Retour au Vietnam

Il y a 28 ans, j’abordais le Vietnam du nord en randonnée et kayak de mer. Nous avions sillonné la baie d’Halong et marché parmi les minorités le long de la route mandarine. Aujourd’hui, je prends un vol de Singapore Airlines destination l’aéroport de Singapore Changi d’abord, puis un transit vers Hanoï de deux heures et quart ensuite, par un autre avion plus petit.

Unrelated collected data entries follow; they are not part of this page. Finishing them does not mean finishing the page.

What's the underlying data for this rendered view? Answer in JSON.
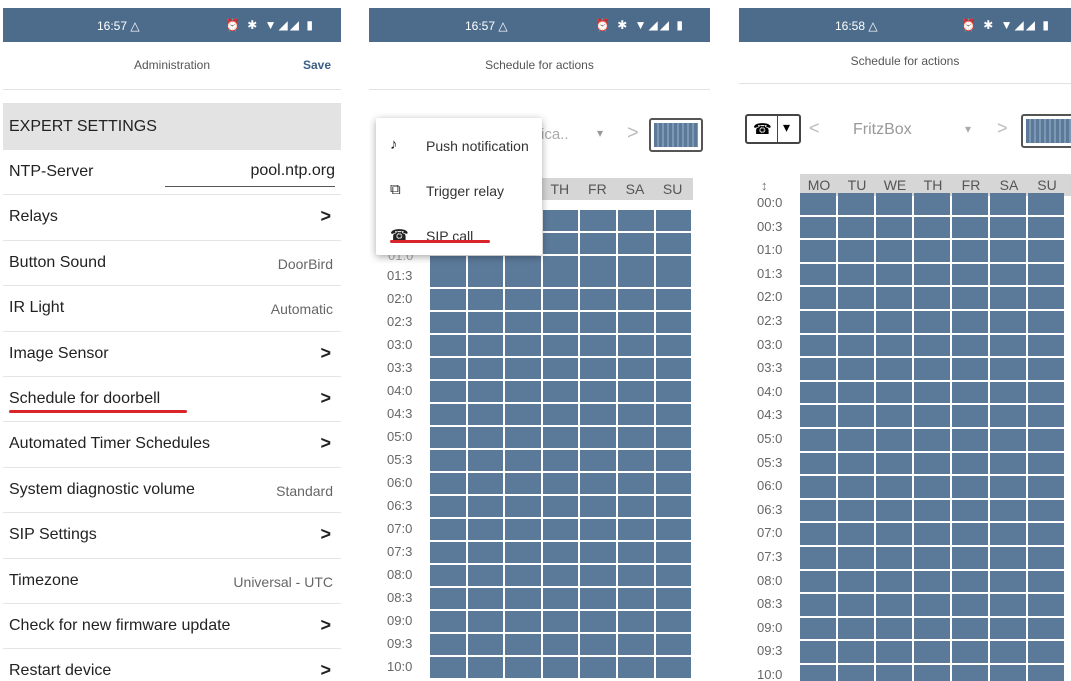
{
  "screen1": {
    "status": {
      "time": "16:57 △",
      "icons": "⏰ ✱ ▼◢◢ ▮"
    },
    "header": {
      "title": "Administration",
      "save_label": "Save"
    },
    "section": "EXPERT SETTINGS",
    "rows": [
      {
        "label": "NTP-Server",
        "value": "pool.ntp.org",
        "kind": "input"
      },
      {
        "label": "Relays",
        "kind": "chevron"
      },
      {
        "label": "Button Sound",
        "value": "DoorBird",
        "kind": "value"
      },
      {
        "label": "IR Light",
        "value": "Automatic",
        "kind": "value"
      },
      {
        "label": "Image Sensor",
        "kind": "chevron"
      },
      {
        "label": "Schedule for doorbell",
        "kind": "chevron"
      },
      {
        "label": "Automated Timer Schedules",
        "kind": "chevron"
      },
      {
        "label": "System diagnostic volume",
        "value": "Standard",
        "kind": "value"
      },
      {
        "label": "SIP Settings",
        "kind": "chevron"
      },
      {
        "label": "Timezone",
        "value": "Universal - UTC",
        "kind": "value"
      },
      {
        "label": "Check for new firmware update",
        "kind": "chevron"
      },
      {
        "label": "Restart device",
        "kind": "chevron"
      }
    ],
    "chevron": ">"
  },
  "screen2": {
    "status": {
      "time": "16:57 △",
      "icons": "⏰ ✱ ▼◢◢ ▮"
    },
    "header": {
      "title": "Schedule for actions"
    },
    "selector_partial": "ica..",
    "menu": [
      {
        "icon": "bell-icon",
        "glyph": "♪",
        "label": "Push notification"
      },
      {
        "icon": "relay-icon",
        "glyph": "⧉",
        "label": "Trigger relay"
      },
      {
        "icon": "phone-icon",
        "glyph": "☎",
        "label": "SIP call"
      }
    ],
    "days_visible": [
      "TH",
      "FR",
      "SA",
      "SU"
    ],
    "times": [
      "01:3",
      "02:0",
      "02:3",
      "03:0",
      "03:3",
      "04:0",
      "04:3",
      "05:0",
      "05:3",
      "06:0",
      "06:3",
      "07:0",
      "07:3",
      "08:0",
      "08:3",
      "09:0",
      "09:3",
      "10:0"
    ],
    "cut_time": "01:0"
  },
  "screen3": {
    "status": {
      "time": "16:58 △",
      "icons": "⏰ ✱ ▼◢◢ ▮"
    },
    "header": {
      "title": "Schedule for actions"
    },
    "action_icon": "☎",
    "caret": "⌵",
    "selector": "FritzBox",
    "prev": "<",
    "next": ">",
    "dropdown_arrow": "▾",
    "sort_icon": "↕",
    "days": [
      "MO",
      "TU",
      "WE",
      "TH",
      "FR",
      "SA",
      "SU"
    ],
    "times": [
      "00:0",
      "00:3",
      "01:0",
      "01:3",
      "02:0",
      "02:3",
      "03:0",
      "03:3",
      "04:0",
      "04:3",
      "05:0",
      "05:3",
      "06:0",
      "06:3",
      "07:0",
      "07:3",
      "08:0",
      "08:3",
      "09:0",
      "09:3",
      "10:0"
    ]
  },
  "colors": {
    "statusbar": "#4d6c8c",
    "cell": "#5b7a9a",
    "accent_red": "#d9252a",
    "save": "#3a5f87"
  }
}
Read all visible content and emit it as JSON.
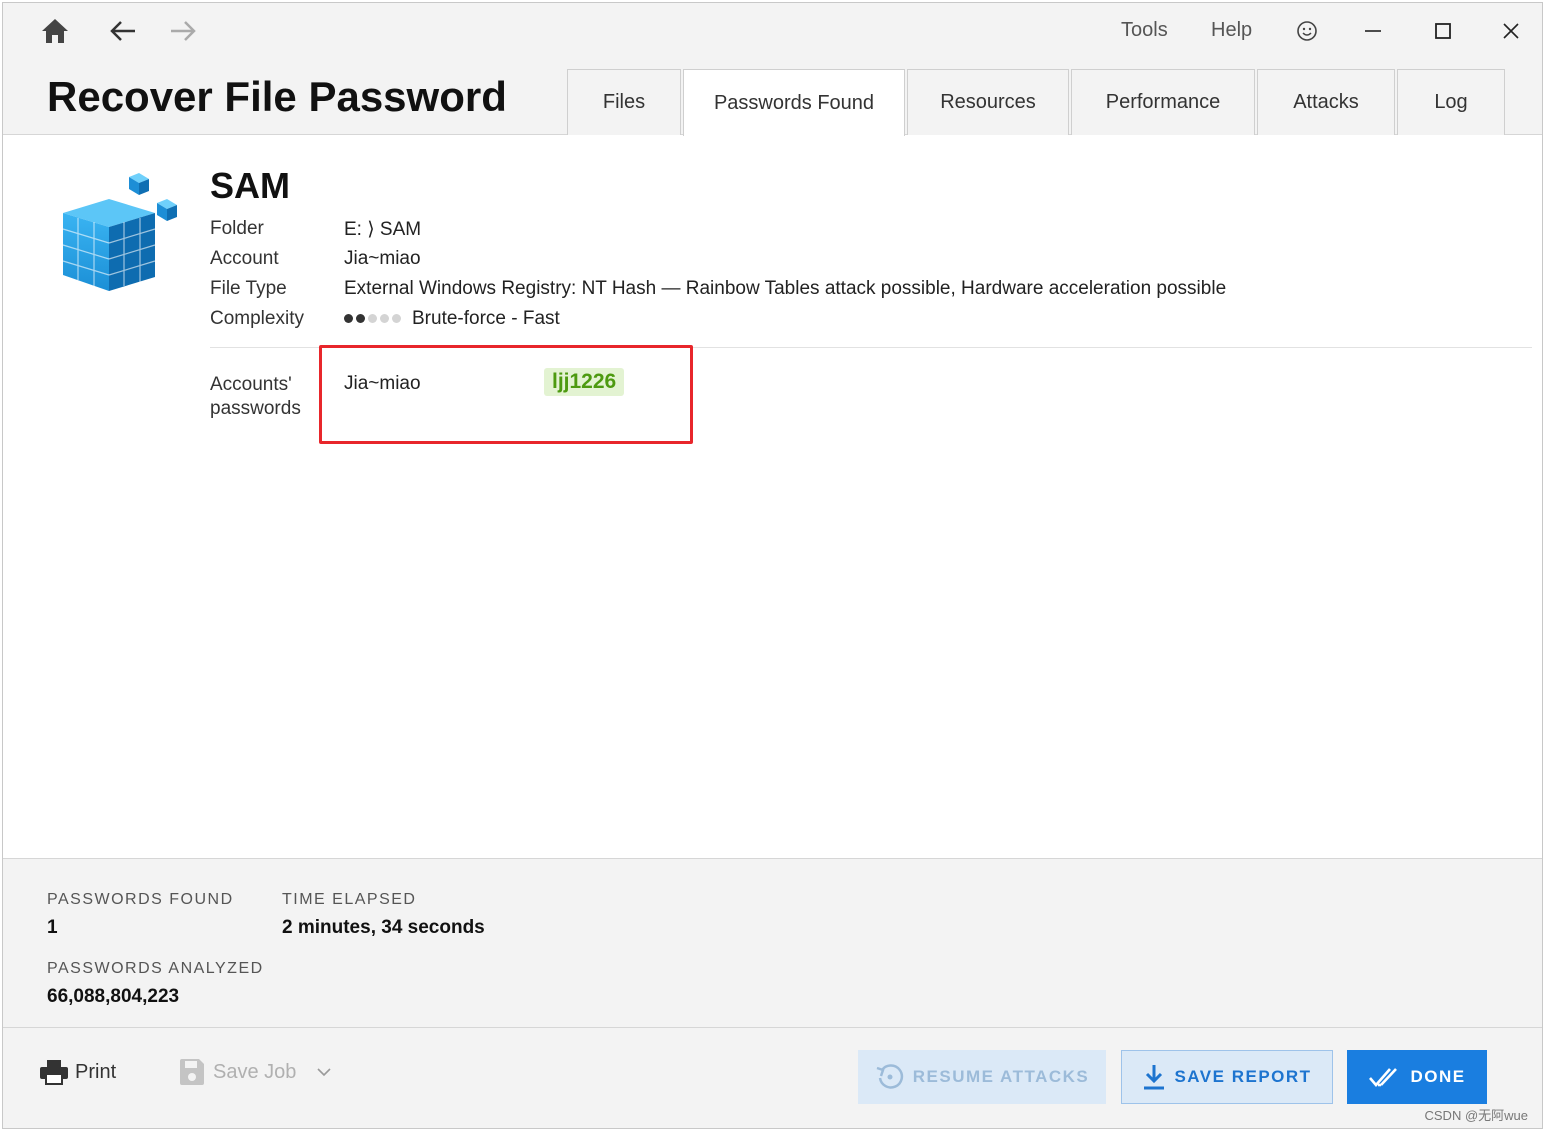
{
  "menu": {
    "tools": "Tools",
    "help": "Help"
  },
  "app_title": "Recover File Password",
  "tabs": [
    {
      "label": "Files"
    },
    {
      "label": "Passwords Found"
    },
    {
      "label": "Resources"
    },
    {
      "label": "Performance"
    },
    {
      "label": "Attacks"
    },
    {
      "label": "Log"
    }
  ],
  "active_tab": "Passwords Found",
  "file": {
    "name": "SAM",
    "props": [
      {
        "label": "Folder",
        "value": "E: ⟩ SAM"
      },
      {
        "label": "Account",
        "value": "Jia~miao"
      },
      {
        "label": "File Type",
        "value": "External Windows Registry: NT Hash — Rainbow Tables attack possible, Hardware acceleration possible"
      },
      {
        "label": "Complexity",
        "value": "Brute-force - Fast"
      }
    ],
    "complexity_level": 2,
    "complexity_max": 5
  },
  "accounts": {
    "label": "Accounts' passwords",
    "items": [
      {
        "account": "Jia~miao",
        "password": "ljj1226"
      }
    ]
  },
  "stats": {
    "passwords_found_label": "PASSWORDS FOUND",
    "passwords_found_value": "1",
    "time_elapsed_label": "TIME ELAPSED",
    "time_elapsed_value": "2 minutes, 34 seconds",
    "passwords_analyzed_label": "PASSWORDS ANALYZED",
    "passwords_analyzed_value": "66,088,804,223"
  },
  "bottom": {
    "print": "Print",
    "save_job": "Save Job",
    "resume": "RESUME ATTACKS",
    "save_report": "SAVE REPORT",
    "done": "DONE"
  },
  "watermark": "CSDN @无阿wue",
  "colors": {
    "accent": "#1a7ee0",
    "password_green": "#4d9a10",
    "highlight_red": "#e8262b"
  }
}
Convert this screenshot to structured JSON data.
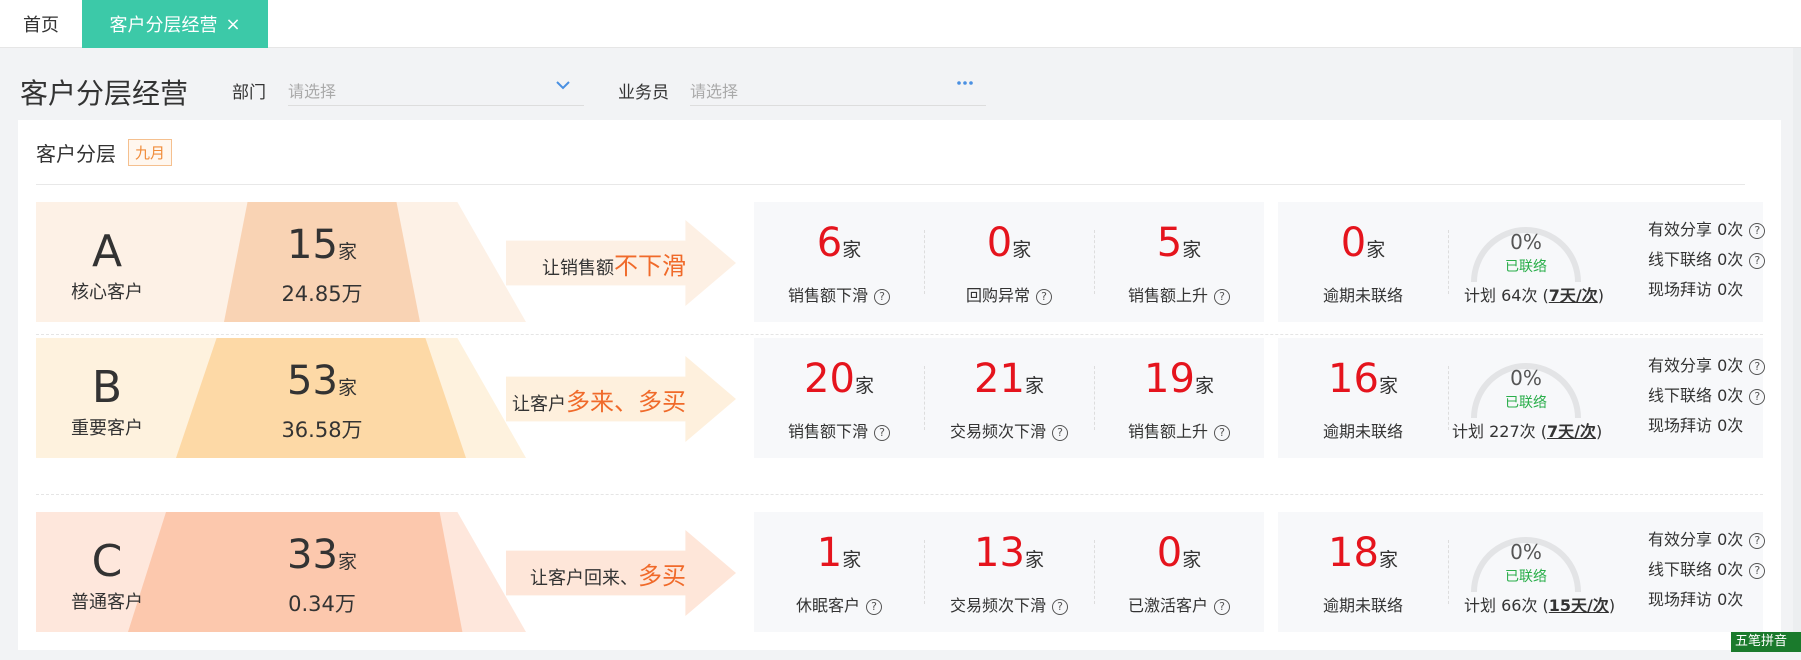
{
  "tabs": {
    "home": "首页",
    "active": "客户分层经营",
    "close": "×"
  },
  "header": {
    "title": "客户分层经营",
    "dept_label": "部门",
    "dept_placeholder": "请选择",
    "salesman_label": "业务员",
    "salesman_placeholder": "请选择"
  },
  "card": {
    "title": "客户分层",
    "month": "九月"
  },
  "rows": [
    {
      "grade": "A",
      "name": "核心客户",
      "count": "15",
      "count_unit": "家",
      "amount": "24.85万",
      "slogan_prefix": "让销售额",
      "slogan_hl": "不下滑",
      "metrics": [
        {
          "value": "6",
          "unit": "家",
          "label": "销售额下滑"
        },
        {
          "value": "0",
          "unit": "家",
          "label": "回购异常"
        },
        {
          "value": "5",
          "unit": "家",
          "label": "销售额上升"
        }
      ],
      "overdue": {
        "value": "0",
        "unit": "家",
        "label": "逾期未联络"
      },
      "gauge": {
        "percent": "0%",
        "state": "已联络"
      },
      "plan_prefix": "计划 64次 (",
      "plan_freq": "7天/次",
      "plan_suffix": ")",
      "stats": [
        "有效分享 0次",
        "线下联络 0次",
        "现场拜访 0次"
      ]
    },
    {
      "grade": "B",
      "name": "重要客户",
      "count": "53",
      "count_unit": "家",
      "amount": "36.58万",
      "slogan_prefix": "让客户",
      "slogan_hl": "多来、多买",
      "metrics": [
        {
          "value": "20",
          "unit": "家",
          "label": "销售额下滑"
        },
        {
          "value": "21",
          "unit": "家",
          "label": "交易频次下滑"
        },
        {
          "value": "19",
          "unit": "家",
          "label": "销售额上升"
        }
      ],
      "overdue": {
        "value": "16",
        "unit": "家",
        "label": "逾期未联络"
      },
      "gauge": {
        "percent": "0%",
        "state": "已联络"
      },
      "plan_prefix": "计划 227次 (",
      "plan_freq": "7天/次",
      "plan_suffix": ")",
      "stats": [
        "有效分享 0次",
        "线下联络 0次",
        "现场拜访 0次"
      ]
    },
    {
      "grade": "C",
      "name": "普通客户",
      "count": "33",
      "count_unit": "家",
      "amount": "0.34万",
      "slogan_prefix": "让客户回来、",
      "slogan_hl": "多买",
      "metrics": [
        {
          "value": "1",
          "unit": "家",
          "label": "休眠客户"
        },
        {
          "value": "13",
          "unit": "家",
          "label": "交易频次下滑"
        },
        {
          "value": "0",
          "unit": "家",
          "label": "已激活客户"
        }
      ],
      "overdue": {
        "value": "18",
        "unit": "家",
        "label": "逾期未联络"
      },
      "gauge": {
        "percent": "0%",
        "state": "已联络"
      },
      "plan_prefix": "计划 66次 (",
      "plan_freq": "15天/次",
      "plan_suffix": ")",
      "stats": [
        "有效分享 0次",
        "线下联络 0次",
        "现场拜访 0次"
      ]
    }
  ],
  "ime_badge": "五笔拼音",
  "colors": {
    "accent_tab": "#3cc9a8",
    "value_red": "#e5141d",
    "slogan_orange": "#f06a2a",
    "contacted_green": "#2aae4a",
    "row_a": "#fbe3cf",
    "row_b": "#fde3bd",
    "row_c": "#fdd6c2"
  },
  "icons": {
    "dept_dropdown": "chevron-down-icon",
    "salesman_picker": "ellipsis-icon",
    "help": "question-circle-icon"
  }
}
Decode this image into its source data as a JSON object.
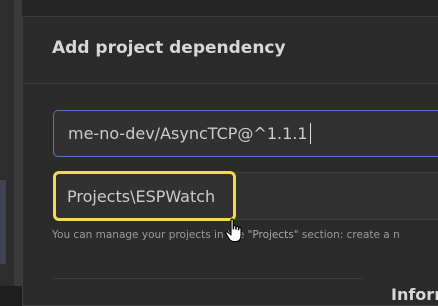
{
  "dialog": {
    "title": "Add project dependency",
    "spec_input": {
      "value": "me-no-dev/AsyncTCP@^1.1.1"
    },
    "storage_field": {
      "value": "Projects\\ESPWatch"
    },
    "help_text": {
      "before": "You can manage your projects in the ",
      "quoted": "\"Projects\"",
      "after": " section: create a n"
    },
    "info_heading": "Inforr"
  },
  "colors": {
    "dialog_bg": "#2b2b2b",
    "focus_border": "#4a78c9",
    "highlight": "#f2d94e",
    "text": "#cccccc"
  },
  "icons": {
    "cursor": "hand-pointer-icon"
  }
}
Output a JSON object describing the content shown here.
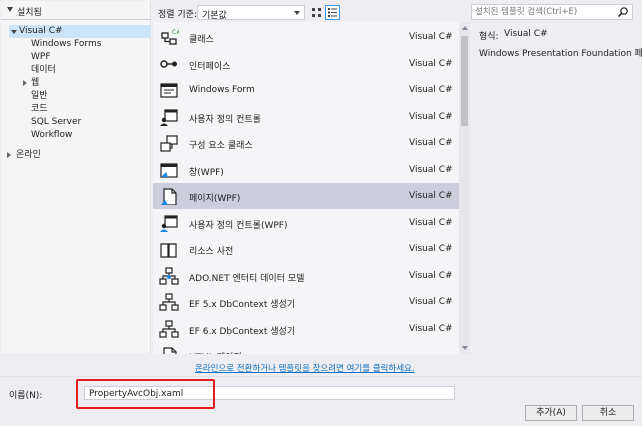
{
  "tree": {
    "header": "설치됨",
    "nodes": [
      {
        "label": "Visual C#"
      },
      {
        "label": "Windows Forms"
      },
      {
        "label": "WPF"
      },
      {
        "label": "데이터"
      },
      {
        "label": "웹"
      },
      {
        "label": "일반"
      },
      {
        "label": "코드"
      },
      {
        "label": "SQL Server"
      },
      {
        "label": "Workflow"
      },
      {
        "label": "온라인"
      }
    ]
  },
  "sort": {
    "label": "정렬 기준:",
    "value": "기본값"
  },
  "search": {
    "placeholder": "설치된 템플릿 검색(Ctrl+E)"
  },
  "templates": [
    {
      "name": "클래스",
      "lang": "Visual C#",
      "icon": "class-icon"
    },
    {
      "name": "인터페이스",
      "lang": "Visual C#",
      "icon": "interface-icon"
    },
    {
      "name": "Windows Form",
      "lang": "Visual C#",
      "icon": "windows-form-icon"
    },
    {
      "name": "사용자 정의 컨트롤",
      "lang": "Visual C#",
      "icon": "user-control-icon"
    },
    {
      "name": "구성 요소 클래스",
      "lang": "Visual C#",
      "icon": "component-class-icon"
    },
    {
      "name": "창(WPF)",
      "lang": "Visual C#",
      "icon": "wpf-window-icon"
    },
    {
      "name": "페이지(WPF)",
      "lang": "Visual C#",
      "icon": "wpf-page-icon"
    },
    {
      "name": "사용자 정의 컨트롤(WPF)",
      "lang": "Visual C#",
      "icon": "wpf-user-control-icon"
    },
    {
      "name": "리소스 사전",
      "lang": "Visual C#",
      "icon": "resource-dictionary-icon"
    },
    {
      "name": "ADO.NET 엔터티 데이터 모델",
      "lang": "Visual C#",
      "icon": "entity-data-model-icon"
    },
    {
      "name": "EF 5.x DbContext 생성기",
      "lang": "Visual C#",
      "icon": "dbcontext-icon"
    },
    {
      "name": "EF 6.x DbContext 생성기",
      "lang": "Visual C#",
      "icon": "dbcontext-icon"
    },
    {
      "name": "HTML 페이지",
      "lang": "",
      "icon": "html-page-icon"
    }
  ],
  "selected_index": 6,
  "details": {
    "type_label": "형식:",
    "type_value": "Visual C#",
    "description": "Windows Presentation Foundation 페이지"
  },
  "online_link": "온라인으로 전환하거나 템플릿을 찾으려면 여기를 클릭하세요.",
  "name_field": {
    "label": "이름(N):",
    "value": "PropertyAvcObj.xaml"
  },
  "buttons": {
    "add": "추가(A)",
    "cancel": "취소"
  },
  "colors": {
    "selection": "#cccedb",
    "link": "#0e70c0",
    "highlight": "#e21b24",
    "accent": "#3399ff"
  }
}
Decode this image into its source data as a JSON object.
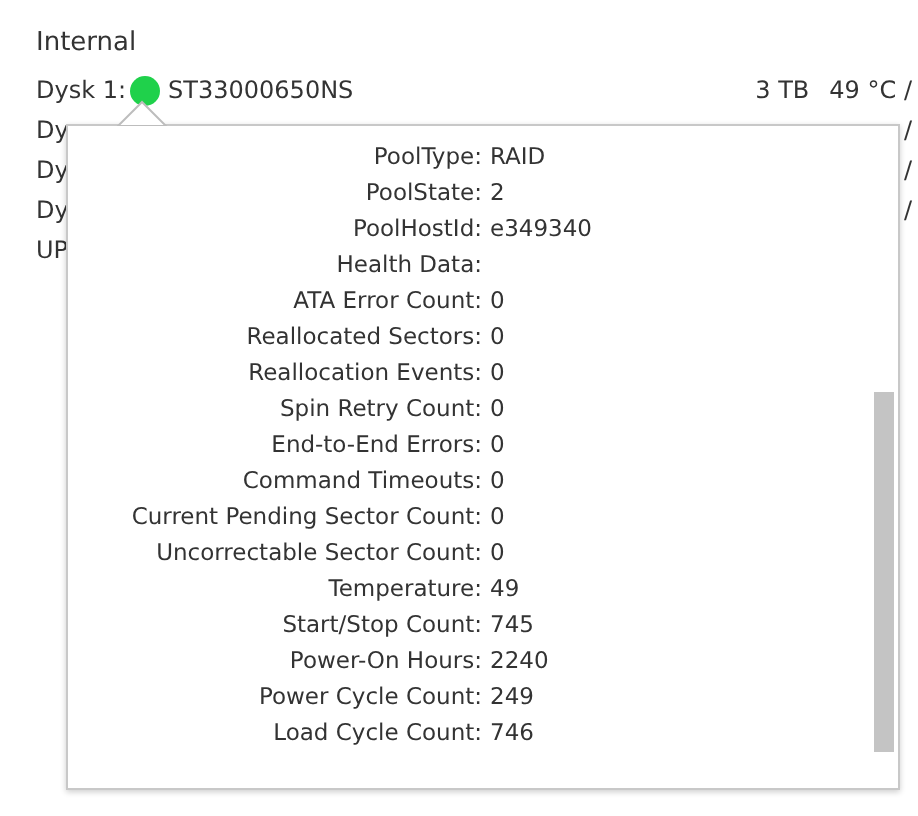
{
  "section": "Internal",
  "disks": [
    {
      "label": "Dysk 1:",
      "color": "#1fd14b",
      "model": "ST33000650NS",
      "size": "3 TB",
      "temp": "49 °C /"
    },
    {
      "label": "Dy",
      "temp": "/"
    },
    {
      "label": "Dy",
      "temp": "/"
    },
    {
      "label": "Dy",
      "temp": "/"
    },
    {
      "label": "UP"
    }
  ],
  "popup": {
    "rows": [
      {
        "label": "PoolType:",
        "value": "RAID"
      },
      {
        "label": "PoolState:",
        "value": "2"
      },
      {
        "label": "PoolHostId:",
        "value": "e349340"
      },
      {
        "label": "Health Data:"
      },
      {
        "label": "ATA Error Count:",
        "value": "0"
      },
      {
        "label": "Reallocated Sectors:",
        "value": "0"
      },
      {
        "label": "Reallocation Events:",
        "value": "0"
      },
      {
        "label": "Spin Retry Count:",
        "value": "0"
      },
      {
        "label": "End-to-End Errors:",
        "value": "0"
      },
      {
        "label": "Command Timeouts:",
        "value": "0"
      },
      {
        "label": "Current Pending Sector Count:",
        "value": "0"
      },
      {
        "label": "Uncorrectable Sector Count:",
        "value": "0"
      },
      {
        "label": "Temperature:",
        "value": "49"
      },
      {
        "label": "Start/Stop Count:",
        "value": "745"
      },
      {
        "label": "Power-On Hours:",
        "value": "2240"
      },
      {
        "label": "Power Cycle Count:",
        "value": "249"
      },
      {
        "label": "Load Cycle Count:",
        "value": "746"
      }
    ]
  }
}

C’est le début des vacances scolaires en France et des familles mixtes franco–asiatiques sont quelques-unes dans l’avion. Dans la partie arrière où je me trouve, je remarque un garçon de 11 ans qui porte une chaîne de cou à gros maillons, pas moins de 1 cm de large. C’est la première fois que je vois une chaîne de ce type. Peut-être est-ce pour se faire remarquer car le gamin est un petit blond fluet dont le fin T-shirt laisse deviner un torse de crevette. La chaîne marque la dureté de l’acier sur sa peau tendre, le froid bleuté du métal sur sa chair chaude et vivante. Cet ornement de fer, large comme un collier à chien, affiche une rigueur de qui veut viriliser son apparence. Peut-être est-ce une interprétation d’adulte. Je constaterai que les chaînes de cou en Asie sont omniprésentes chez les garçons, bien qu’en général de maillons très discrets. Le gamin a un grand frère qui ressemble à sa mère, un père aux faux diamant dans un lobe d’oreille, et tous des sacs à dos de camouflage militaire. Comme il a le cheveu très court, comme les garçons, il est possible qu’il soit militaire – ou prof de gym.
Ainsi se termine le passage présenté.